El volumen de candidatos y la división evidencian el agotamiento del sistema político tradicional y el impacto pernicioso de agendas políticas que desatienden problemas reales como la seguridad y la estabilidad institucional.
Keiko Fujimori: entre herencia y controversia
Keiko representa la continuidad del fujimorismo, un movimiento que en su rostro concentra la paradoja del Perú: orden y disciplina por un lado, cuestionamientos por corrupción y violaciones a derechos humanos por otro.
Su insistencia es notable, superó tres derrotas para llegar de nuevo al balotaje, apoyada en su lema ‘vuelve el orden’ y propuestas como megacárceles y salida de Perú de la Corte Interamericana de Derechos Humanos.
Este es su primer intento tras la muerte de su padre, Alberto Fujimori, cuya figura sigue polarizando a la sociedad peruana.
Roberto Sánchez: la sobrevivencia política que desafía al statu quo
Roberto Sánchez, uno de los pocos funcionarios que resistió en el gabinete de Pedro Castillo, utiliza esa conexión para captar votos en zonas golpeadas por violencia y marginación, donde el resentimiento hacia Lima es profundo.
Su perfil moderado y su discurso cercano al sector rural contrastan con la imagen desgastada del centro político.
Su paso a segunda vuelta evidencia que los problemas regionales y sociales siguen sin atención real y que los círculos políticos limeños subestiman un malestar que crece fuera de la capital.
Qué viene ahora: un Perú en riesgo de más enfrentamientos y bloqueos
Con un Congreso con facultad para vacancia, un país dividido y candidatos que representan polos opuestos, la próxima presidencia estará marcada por una gobernabilidad precaria.
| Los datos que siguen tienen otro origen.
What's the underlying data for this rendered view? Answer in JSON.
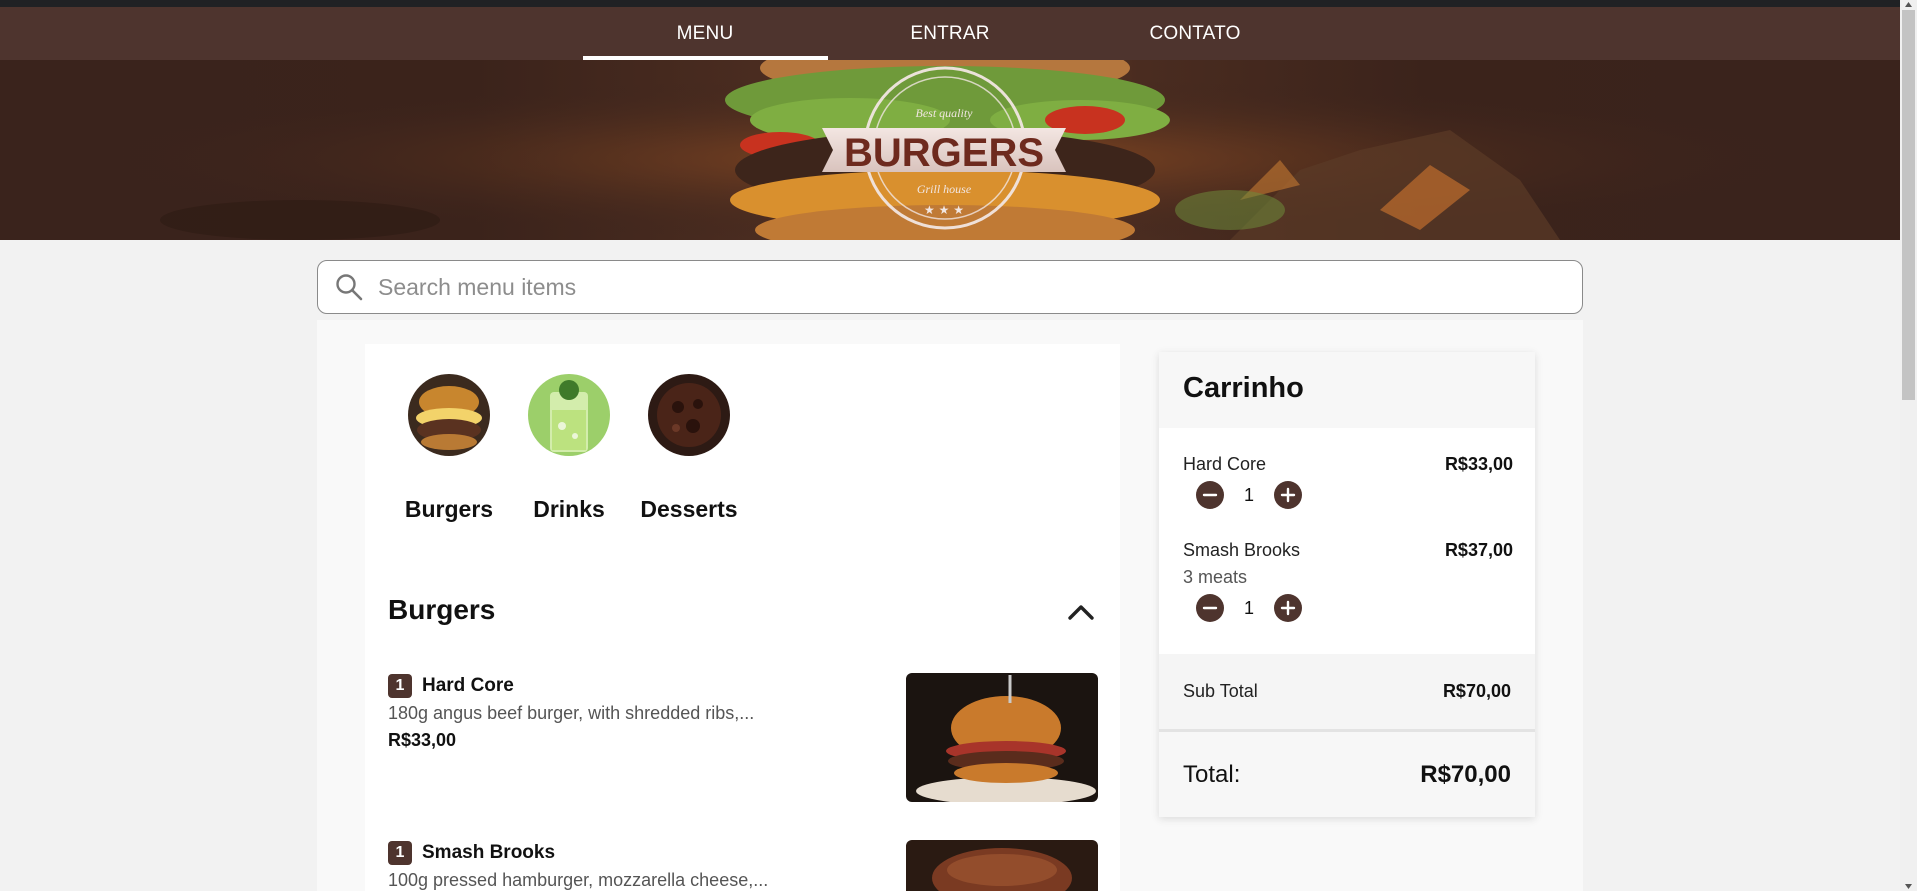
{
  "nav": {
    "items": [
      {
        "label": "MENU",
        "active": true
      },
      {
        "label": "ENTRAR",
        "active": false
      },
      {
        "label": "CONTATO",
        "active": false
      }
    ]
  },
  "hero": {
    "logo_title": "BURGERS",
    "logo_top": "Best quality",
    "logo_bottom": "Grill house"
  },
  "search": {
    "placeholder": "Search menu items",
    "value": ""
  },
  "categories": [
    {
      "label": "Burgers",
      "icon": "burger-photo"
    },
    {
      "label": "Drinks",
      "icon": "drink-photo"
    },
    {
      "label": "Desserts",
      "icon": "dessert-photo"
    }
  ],
  "section": {
    "title": "Burgers",
    "collapse_icon": "chevron-up-icon"
  },
  "items": [
    {
      "qty": "1",
      "name": "Hard Core",
      "description": "180g angus beef burger, with shredded ribs,...",
      "price": "R$33,00"
    },
    {
      "qty": "1",
      "name": "Smash Brooks",
      "description": "100g pressed hamburger, mozzarella cheese,...",
      "price": ""
    }
  ],
  "cart": {
    "title": "Carrinho",
    "lines": [
      {
        "name": "Hard Core",
        "price": "R$33,00",
        "extra": "",
        "qty": "1"
      },
      {
        "name": "Smash Brooks",
        "price": "R$37,00",
        "extra": "3 meats",
        "qty": "1"
      }
    ],
    "subtotal_label": "Sub Total",
    "subtotal_value": "R$70,00",
    "total_label": "Total:",
    "total_value": "R$70,00"
  },
  "colors": {
    "brand": "#4e342e",
    "nav_text": "#ffffff",
    "page_bg": "#f2f2f2"
  }
}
El nuevo líder enfrentará la necesidad de pactar con un Legislativo hostil y lidiar con la inseguridad y la corrupción que minan la legitimidad del Estado.
Esto no es solo otro proceso electoral. Es una prueba para la estabilidad institucional de Perú y un llamado urgente a priorizar soluciones reales sobre agendas políticas que dividen a la nación.